The Donkey, the Stallion, and the Strategy of the Hills – An Allegory

“The Donkey, the Stallion, and the Strategy of the Hills” is somewhat of an interesting name for an allegory written by a well-known preacher. But the meaning behind the story is what makes it so profound. It is a vivid retelling of the story of Jesus Christ our Savior, who sacrificed all that He was, all of His glory and majesty, to take the form of weak and despicable human beings, to die on a cruel cross, and to bear the wrath of God along with the sin and the shame of the world. Christ came unto His own, but His own did not receive Him. In this sermon/allegory written and presented by John Piper, we find the truth about Christ’s ministry and death exposed in a tale of a vineyard, the tenants, the King, and the sacrifice of His Son.  Not only has it convicted me of my own sin, but also increased my love for my Savior, being reminded that He sacrificed Himself for my sake so that my sins could be forgiven, though I be a wicked tenant and He a merciful Savior, Son of the King. I would encourage all of my readers to watch and/or read and/or listen to this sermon so that they might be encouraged as I have.

Read the sermon or download the mp3 here:

“Though arrogance and rage assail
Conspiracy will not prevail.
In death recall unerringly
That you will always reign with Me.” – John Piper, The Donkey, the Stallion, and the Strategy of the Hills

5 Responses to “The Donkey, the Stallion, and the Strategy of the Hills – An Allegory”
  1. Reblogged this on Persevering Hope and commented:
    I have the same feelings about this allegory, and would also encourage my readers to listen to it. John Piper paints a picture of the good news of salvation vividly here. I pray that those who listen to it will be as encouraged as I was.

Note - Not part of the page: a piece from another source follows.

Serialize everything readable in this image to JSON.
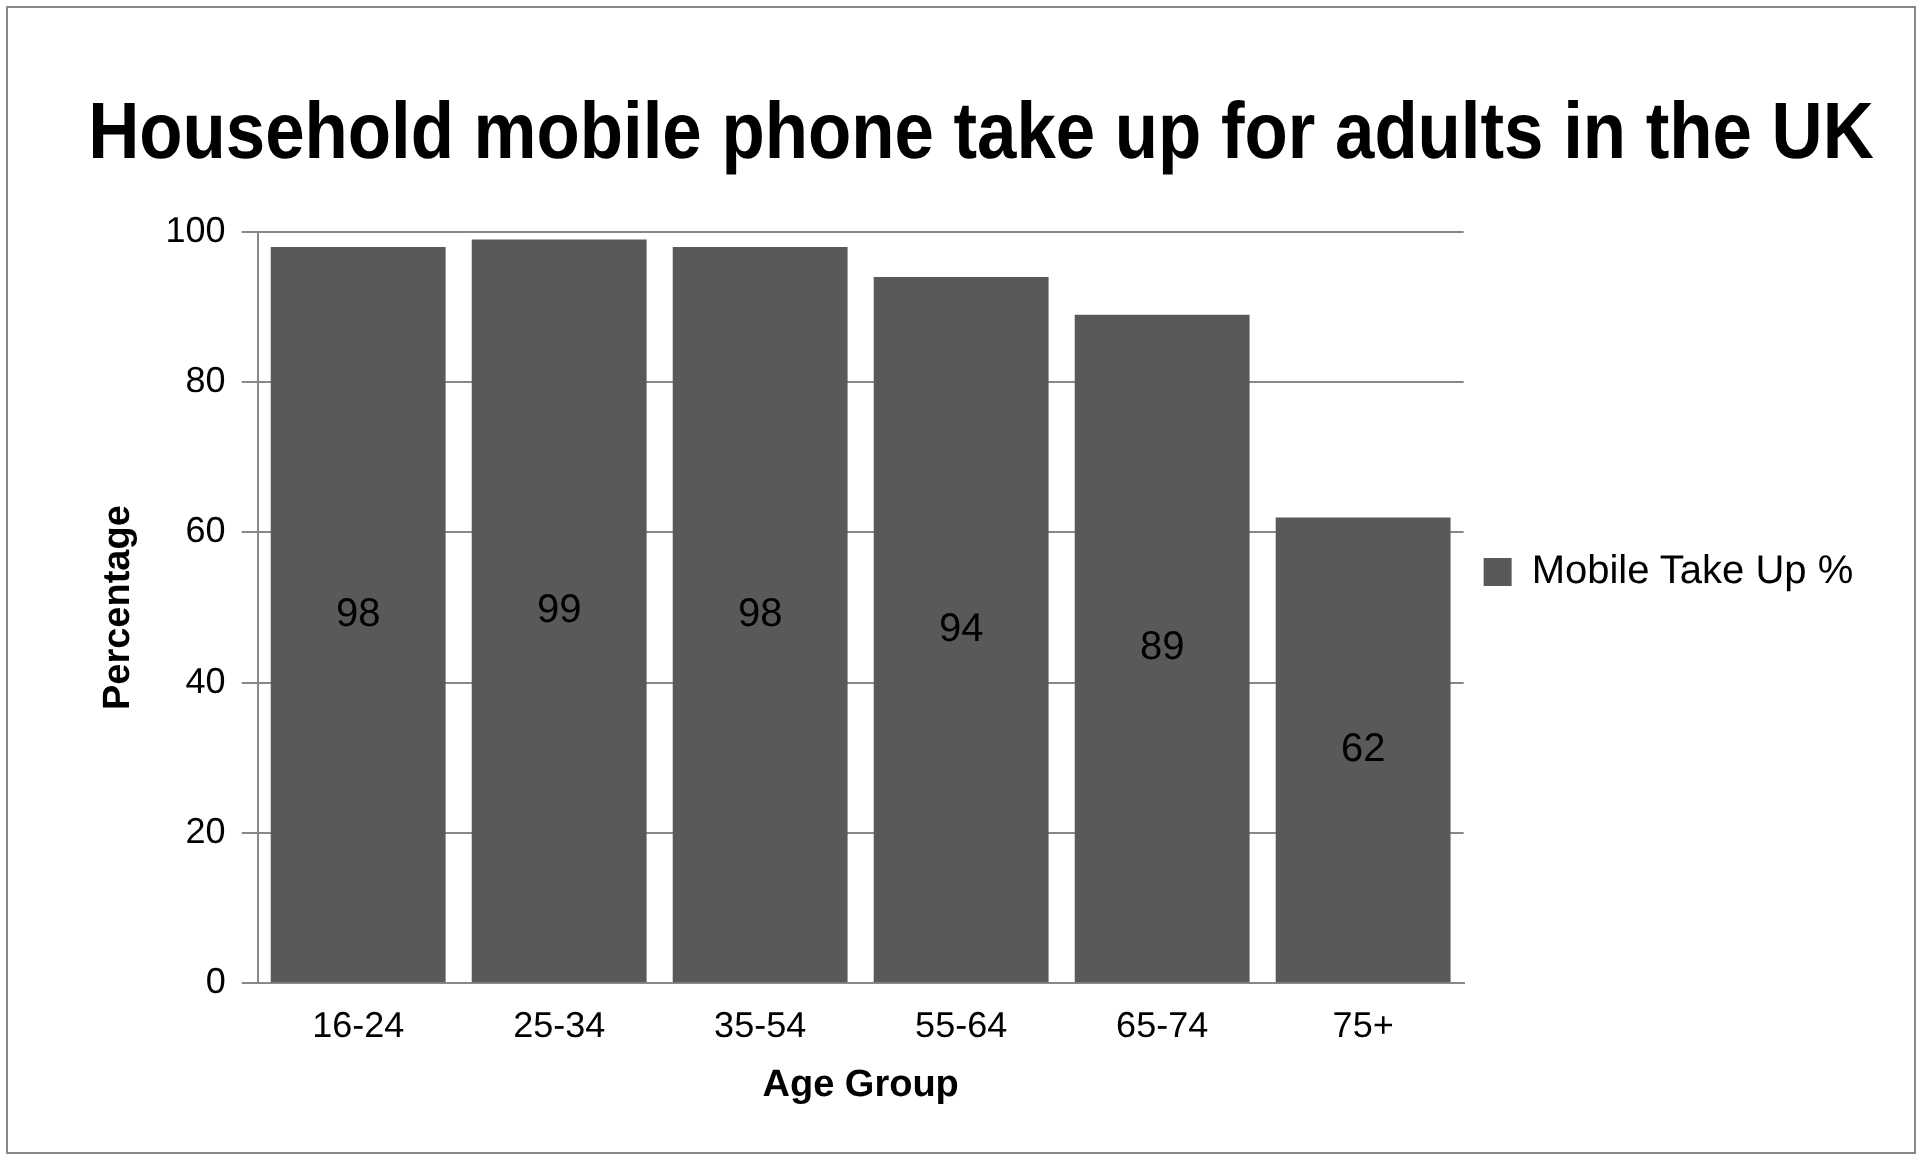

  2. “He planted the vineyard, and set a hedge around it, and dug a winepress in it, and built a tower. And then he chose one of the poorest clans in his realm to be the tenants of his vineyard, and he promised them all the help they needed if they would but ask him and trust him to give it. It was an almost unbelievable privilege to be chosen by the great king to tend his vineyard. And in the early days the tenants loved their work. They could scarcely call it work. The king gave them all they needed, he let them eat the fruit, he guarded their borders, and sent his messengers to them often. It was as if he were doing the work.” – I am so encouraged by this, what a great picture of God’s loving grace on us.

    • Sierra says:

      That is one of my favorite passages of the sermon. We don’t deserve anything that God has given us. We are infinitely wicked, depraved, and arrogant that we would crucify His righteous and perfect Son in our words, thoughts, and actions. But then, He is infinitely gracious, loving, and forgiving, which makes salvation all the more sweeter to those who have repented and turned to Christ because of His sacrifice.

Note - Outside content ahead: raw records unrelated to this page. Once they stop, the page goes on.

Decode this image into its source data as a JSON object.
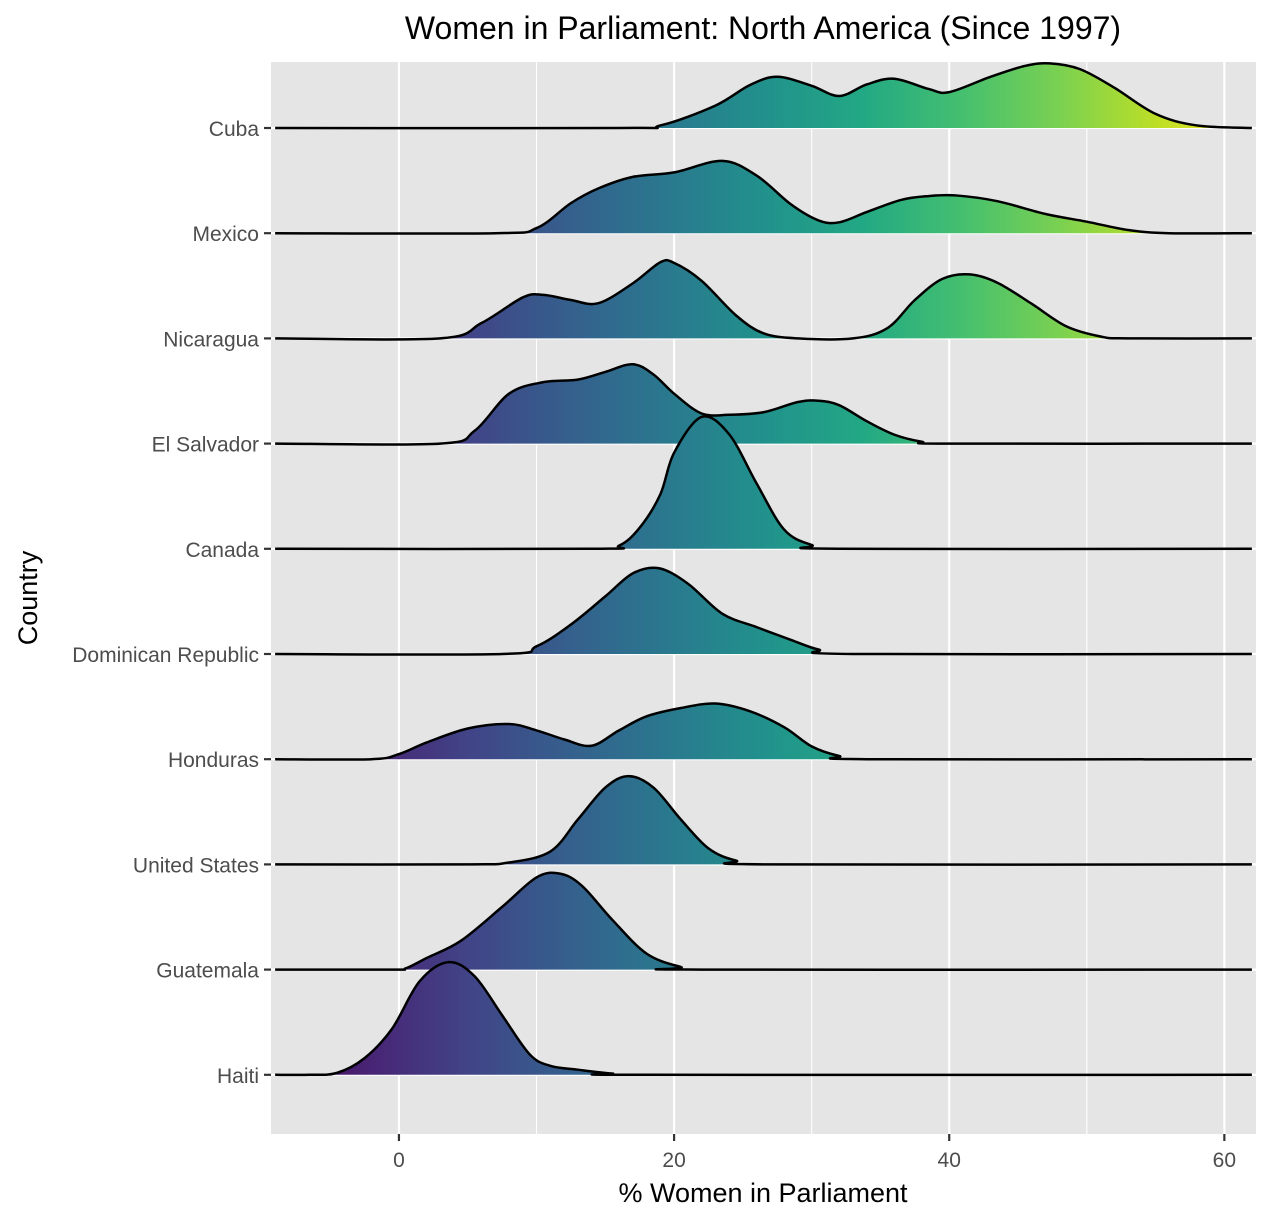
{
  "chart_data": {
    "type": "ridgeline",
    "title": "Women in Parliament: North America (Since 1997)",
    "xlabel": "% Women in Parliament",
    "ylabel": "Country",
    "xlim": [
      -9.3,
      62.3
    ],
    "x_ticks": [
      0,
      20,
      40,
      60
    ],
    "grid": true,
    "fill_scale": "viridis, by x value",
    "panel_background": "#e5e5e5",
    "gridline_color": "#ffffff",
    "outline_color": "#000000",
    "categories": [
      "Cuba",
      "Mexico",
      "Nicaragua",
      "El Salvador",
      "Canada",
      "Dominican Republic",
      "Honduras",
      "United States",
      "Guatemala",
      "Haiti"
    ],
    "series": [
      {
        "name": "Cuba",
        "points": [
          [
            -9,
            0
          ],
          [
            16,
            0
          ],
          [
            19,
            0.04
          ],
          [
            23,
            0.35
          ],
          [
            25.5,
            0.67
          ],
          [
            27.5,
            0.8
          ],
          [
            30,
            0.66
          ],
          [
            32,
            0.5
          ],
          [
            34,
            0.68
          ],
          [
            36,
            0.77
          ],
          [
            38.5,
            0.61
          ],
          [
            40,
            0.56
          ],
          [
            43,
            0.8
          ],
          [
            45.5,
            0.97
          ],
          [
            47.3,
            1.01
          ],
          [
            49.5,
            0.92
          ],
          [
            52,
            0.63
          ],
          [
            55,
            0.22
          ],
          [
            58,
            0.04
          ],
          [
            62,
            0
          ]
        ]
      },
      {
        "name": "Mexico",
        "points": [
          [
            -9,
            0
          ],
          [
            7,
            0
          ],
          [
            10,
            0.08
          ],
          [
            12.5,
            0.47
          ],
          [
            14.5,
            0.7
          ],
          [
            17,
            0.88
          ],
          [
            20,
            0.95
          ],
          [
            23.5,
            1.13
          ],
          [
            26,
            0.9
          ],
          [
            28.5,
            0.45
          ],
          [
            30.5,
            0.2
          ],
          [
            32,
            0.17
          ],
          [
            34,
            0.33
          ],
          [
            36.5,
            0.52
          ],
          [
            38.5,
            0.58
          ],
          [
            40.5,
            0.59
          ],
          [
            43.5,
            0.5
          ],
          [
            47,
            0.3
          ],
          [
            50,
            0.18
          ],
          [
            53,
            0.05
          ],
          [
            56,
            0
          ],
          [
            62,
            0
          ]
        ]
      },
      {
        "name": "Nicaragua",
        "points": [
          [
            -9,
            0
          ],
          [
            3,
            0
          ],
          [
            6,
            0.24
          ],
          [
            9,
            0.64
          ],
          [
            10.5,
            0.68
          ],
          [
            12.5,
            0.6
          ],
          [
            14.5,
            0.55
          ],
          [
            17,
            0.86
          ],
          [
            19,
            1.19
          ],
          [
            20,
            1.18
          ],
          [
            22,
            0.9
          ],
          [
            24.5,
            0.36
          ],
          [
            26.5,
            0.08
          ],
          [
            29,
            0
          ],
          [
            33,
            0
          ],
          [
            35.5,
            0.16
          ],
          [
            37.5,
            0.6
          ],
          [
            39.5,
            0.93
          ],
          [
            41.5,
            1.0
          ],
          [
            43.5,
            0.87
          ],
          [
            46,
            0.54
          ],
          [
            48.5,
            0.19
          ],
          [
            51,
            0.03
          ],
          [
            53,
            0
          ],
          [
            62,
            0
          ]
        ]
      },
      {
        "name": "El Salvador",
        "points": [
          [
            -9,
            0
          ],
          [
            3,
            0
          ],
          [
            5.5,
            0.2
          ],
          [
            8,
            0.78
          ],
          [
            10.5,
            0.96
          ],
          [
            13,
            1.0
          ],
          [
            15,
            1.12
          ],
          [
            17,
            1.24
          ],
          [
            18.5,
            1.08
          ],
          [
            20,
            0.78
          ],
          [
            22,
            0.47
          ],
          [
            24,
            0.45
          ],
          [
            26.5,
            0.49
          ],
          [
            29,
            0.65
          ],
          [
            30.5,
            0.67
          ],
          [
            32,
            0.6
          ],
          [
            34,
            0.35
          ],
          [
            36,
            0.14
          ],
          [
            38,
            0.03
          ],
          [
            40,
            0
          ],
          [
            62,
            0
          ]
        ]
      },
      {
        "name": "Canada",
        "points": [
          [
            -9,
            0
          ],
          [
            14,
            0
          ],
          [
            16,
            0.05
          ],
          [
            17.5,
            0.33
          ],
          [
            19,
            0.85
          ],
          [
            20,
            1.5
          ],
          [
            22,
            2.06
          ],
          [
            24,
            1.79
          ],
          [
            26,
            1.02
          ],
          [
            28,
            0.3
          ],
          [
            30,
            0.06
          ],
          [
            32,
            0
          ],
          [
            62,
            0
          ]
        ]
      },
      {
        "name": "Dominican Republic",
        "points": [
          [
            -9,
            0
          ],
          [
            7.5,
            0
          ],
          [
            10,
            0.12
          ],
          [
            12.5,
            0.46
          ],
          [
            15,
            0.9
          ],
          [
            17,
            1.26
          ],
          [
            18.9,
            1.34
          ],
          [
            21,
            1.1
          ],
          [
            23.5,
            0.63
          ],
          [
            26,
            0.42
          ],
          [
            28.5,
            0.22
          ],
          [
            30.5,
            0.07
          ],
          [
            33,
            0
          ],
          [
            62,
            0
          ]
        ]
      },
      {
        "name": "Honduras",
        "points": [
          [
            -9,
            0
          ],
          [
            -2,
            0
          ],
          [
            0,
            0.08
          ],
          [
            2,
            0.26
          ],
          [
            5,
            0.48
          ],
          [
            8,
            0.55
          ],
          [
            10,
            0.45
          ],
          [
            12,
            0.31
          ],
          [
            14,
            0.21
          ],
          [
            16,
            0.45
          ],
          [
            18,
            0.67
          ],
          [
            20.5,
            0.8
          ],
          [
            23,
            0.87
          ],
          [
            25.5,
            0.75
          ],
          [
            28,
            0.5
          ],
          [
            30,
            0.2
          ],
          [
            32,
            0.05
          ],
          [
            34,
            0
          ],
          [
            62,
            0
          ]
        ]
      },
      {
        "name": "United States",
        "points": [
          [
            -9,
            0
          ],
          [
            5,
            0
          ],
          [
            8,
            0.03
          ],
          [
            11,
            0.2
          ],
          [
            13,
            0.7
          ],
          [
            15,
            1.2
          ],
          [
            16.7,
            1.38
          ],
          [
            18.5,
            1.2
          ],
          [
            20.5,
            0.7
          ],
          [
            22.5,
            0.25
          ],
          [
            24.5,
            0.06
          ],
          [
            27,
            0
          ],
          [
            62,
            0
          ]
        ]
      },
      {
        "name": "Guatemala",
        "points": [
          [
            -9,
            0
          ],
          [
            -0.5,
            0
          ],
          [
            0.5,
            0.02
          ],
          [
            2,
            0.18
          ],
          [
            4.5,
            0.45
          ],
          [
            7.5,
            0.98
          ],
          [
            10,
            1.44
          ],
          [
            11.7,
            1.5
          ],
          [
            13.3,
            1.31
          ],
          [
            15.5,
            0.78
          ],
          [
            18,
            0.25
          ],
          [
            20.5,
            0.04
          ],
          [
            22,
            0
          ],
          [
            62,
            0
          ]
        ]
      },
      {
        "name": "Haiti",
        "points": [
          [
            -9,
            0
          ],
          [
            -6.5,
            0
          ],
          [
            -4.5,
            0.03
          ],
          [
            -2.5,
            0.26
          ],
          [
            -0.5,
            0.72
          ],
          [
            1.5,
            1.46
          ],
          [
            3.6,
            1.76
          ],
          [
            5.5,
            1.54
          ],
          [
            7.5,
            0.93
          ],
          [
            9.5,
            0.32
          ],
          [
            11,
            0.14
          ],
          [
            13,
            0.08
          ],
          [
            15.5,
            0.02
          ],
          [
            18,
            0
          ],
          [
            62,
            0
          ]
        ]
      }
    ]
  }
}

      • Yes. This fact is becoming ever truer and more real to me as I grow in the Lord. To paraphrase Worth Dying For, “The very Hands that held the stars, were then sentenced to wear my scars. It was love which purchased this traitor’s heart.” This love is incomprehensible. The more I grow, the more I see how my sin has made little patterns and habits in my very thoughts, words, and actions. A love such as this should drive us to abstain from sin; because we desire to return this love! I mean this with all seriousness; I think it is a truth which we are quick to forget among friends who are professing believers. Many times I will find myself saying things I would not say at home for the sake of laughs, or laughing at things I would not consider humorous at home if my sibling said it; in fact, I would reprimand her…. I’ll stop ranting; I think I might make a post on this topic.
        The passage which affected me the most is: “He looked up again and said, “Who is willing to go for me and deliver my word to the tenants of the vineyard?” And all six stepped forward, because there was no privilege greater in all the realm, than to bear the message of the king. The king took each one by the hand, looked into his eyes, and said, as if he were the only person in the world,
        Though arrogance and rage assail
        Conspiracy will not prevail.
        In death recall unerringly
        That you will always reign with me.”

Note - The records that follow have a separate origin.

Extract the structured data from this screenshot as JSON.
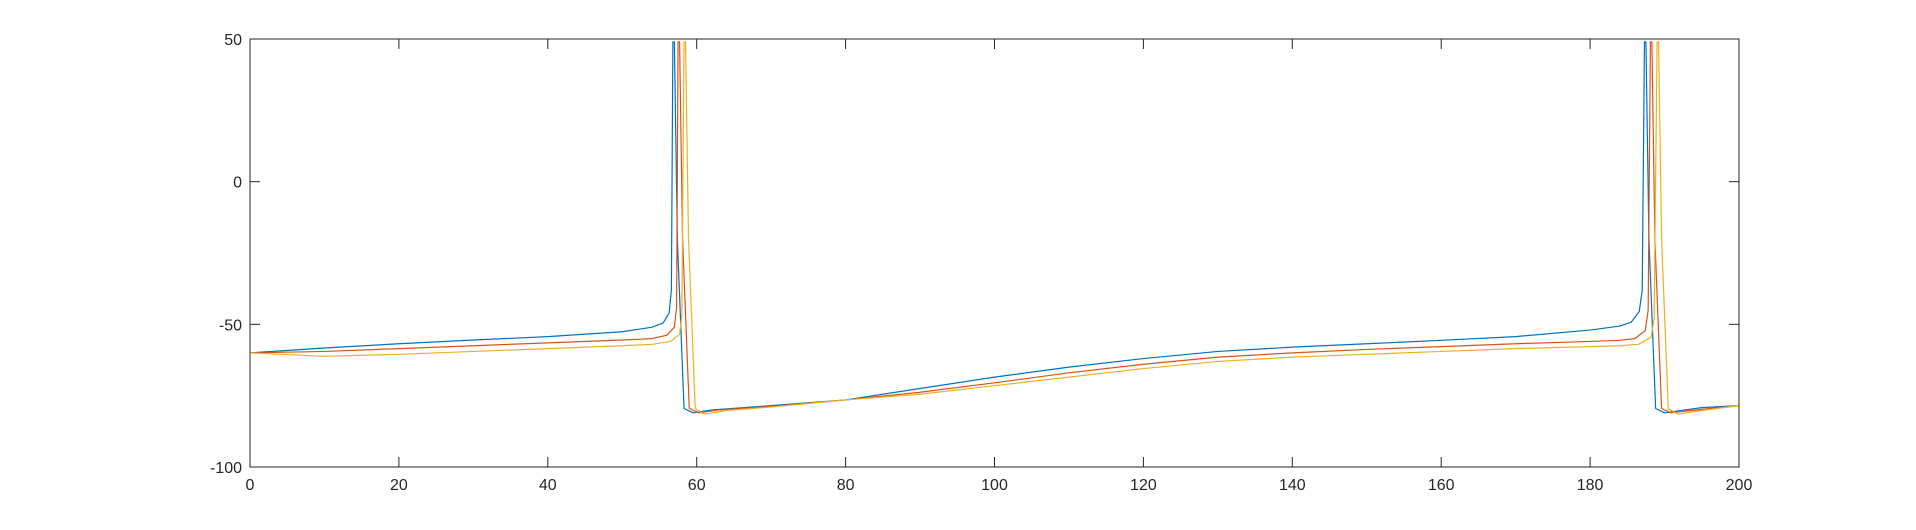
{
  "chart_data": {
    "type": "line",
    "title": "",
    "xlabel": "",
    "ylabel": "",
    "xlim": [
      0,
      200
    ],
    "ylim": [
      -100,
      50
    ],
    "xticks": [
      0,
      20,
      40,
      60,
      80,
      100,
      120,
      140,
      160,
      180,
      200
    ],
    "yticks": [
      -100,
      -50,
      0,
      50
    ],
    "xtick_labels": [
      "0",
      "20",
      "40",
      "60",
      "80",
      "100",
      "120",
      "140",
      "160",
      "180",
      "200"
    ],
    "ytick_labels": [
      "-100",
      "-50",
      "0",
      "50"
    ],
    "grid": false,
    "legend": "none",
    "series": [
      {
        "color": "#0072BD",
        "x": [
          0,
          10,
          20,
          30,
          40,
          50,
          54,
          55.5,
          56.3,
          56.6,
          56.8,
          57.0,
          57.4,
          58.3,
          59.5,
          62,
          70,
          80,
          90,
          100,
          110,
          120,
          130,
          140,
          150,
          160,
          170,
          180,
          184,
          185.5,
          186.6,
          187.0,
          187.3,
          187.5,
          187.9,
          188.8,
          190,
          195,
          200
        ],
        "y": [
          -60,
          -58.3,
          -56.8,
          -55.5,
          -54.3,
          -52.6,
          -51.0,
          -49.5,
          -46.0,
          -38.0,
          49.0,
          49.0,
          -20.0,
          -79.5,
          -81.0,
          -80.0,
          -78.5,
          -76.5,
          -72.5,
          -68.5,
          -65.0,
          -62.0,
          -59.5,
          -58.0,
          -56.8,
          -55.6,
          -54.3,
          -52.0,
          -50.6,
          -49.3,
          -45.5,
          -38.0,
          49.0,
          49.0,
          -20.0,
          -79.5,
          -81.0,
          -79.2,
          -78.5
        ]
      },
      {
        "color": "#D95319",
        "x": [
          0,
          10,
          20,
          30,
          40,
          50,
          54,
          56.0,
          57.0,
          57.3,
          57.5,
          57.7,
          58.1,
          59.0,
          60.3,
          63,
          70,
          80,
          90,
          100,
          110,
          120,
          130,
          140,
          150,
          160,
          170,
          180,
          184,
          186.0,
          187.4,
          187.8,
          188.1,
          188.3,
          188.7,
          189.6,
          190.8,
          195,
          200
        ],
        "y": [
          -60,
          -59.5,
          -58.5,
          -57.5,
          -56.5,
          -55.5,
          -55.0,
          -53.8,
          -51.0,
          -44.0,
          49.0,
          49.0,
          -20.0,
          -79.5,
          -81.0,
          -80.0,
          -78.8,
          -76.5,
          -73.8,
          -70.5,
          -67.0,
          -64.0,
          -61.5,
          -60.0,
          -58.8,
          -57.8,
          -56.8,
          -56.0,
          -55.6,
          -55.0,
          -52.2,
          -45.0,
          49.0,
          49.0,
          -20.0,
          -79.5,
          -81.0,
          -79.8,
          -78.5
        ]
      },
      {
        "color": "#EDB120",
        "x": [
          0,
          10,
          20,
          30,
          40,
          50,
          54,
          56.5,
          57.7,
          58.0,
          58.3,
          58.5,
          58.9,
          59.8,
          61.0,
          64,
          70,
          80,
          90,
          100,
          110,
          120,
          130,
          140,
          150,
          160,
          170,
          180,
          184,
          186.5,
          188.2,
          188.6,
          189.0,
          189.2,
          189.6,
          190.5,
          191.8,
          195,
          200
        ],
        "y": [
          -60,
          -61.2,
          -60.5,
          -59.5,
          -58.5,
          -57.5,
          -57.0,
          -56.0,
          -53.5,
          -47.0,
          49.0,
          49.0,
          -20.0,
          -79.5,
          -81.5,
          -80.2,
          -79.0,
          -76.5,
          -74.5,
          -71.5,
          -68.5,
          -65.5,
          -63.0,
          -61.5,
          -60.5,
          -59.5,
          -58.5,
          -57.8,
          -57.5,
          -57.0,
          -54.5,
          -48.0,
          49.0,
          49.0,
          -20.0,
          -79.5,
          -81.5,
          -80.2,
          -78.5
        ]
      }
    ]
  }
}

        This is how we should respond to God’s gift of His Word. There is no greater privilege in all the world, than to bear the Message of our King. There is no lasting consequence for such service; only everlasting reward. Why should we not make every effort to share it?

  3. So true Noah, our greatest pleasure is to share His message of forgiveness. 1 Corinthians 9:16-18 says, “For if I preach the gospel, I have nothing to boast of, for necessity is laid upon me; yes, woe is me if I do not preach the gospel! For if I do this willingly, I have a reward; but if against my will, I have been entrusted with a stewardship. What is my reward then? That when I preach the gospel, I may present the gospel of Christ without charge, that I may not abuse my authority in the gospel.” What a great example for us, that we would consider it our reward to be able to share the Word concerning Christ. I pray, knowing that we do not appreciate the authority of His word, that we would not be cowards who care about what others may think about or do to us, but that it would be our joy to share the gospel at every opportunity.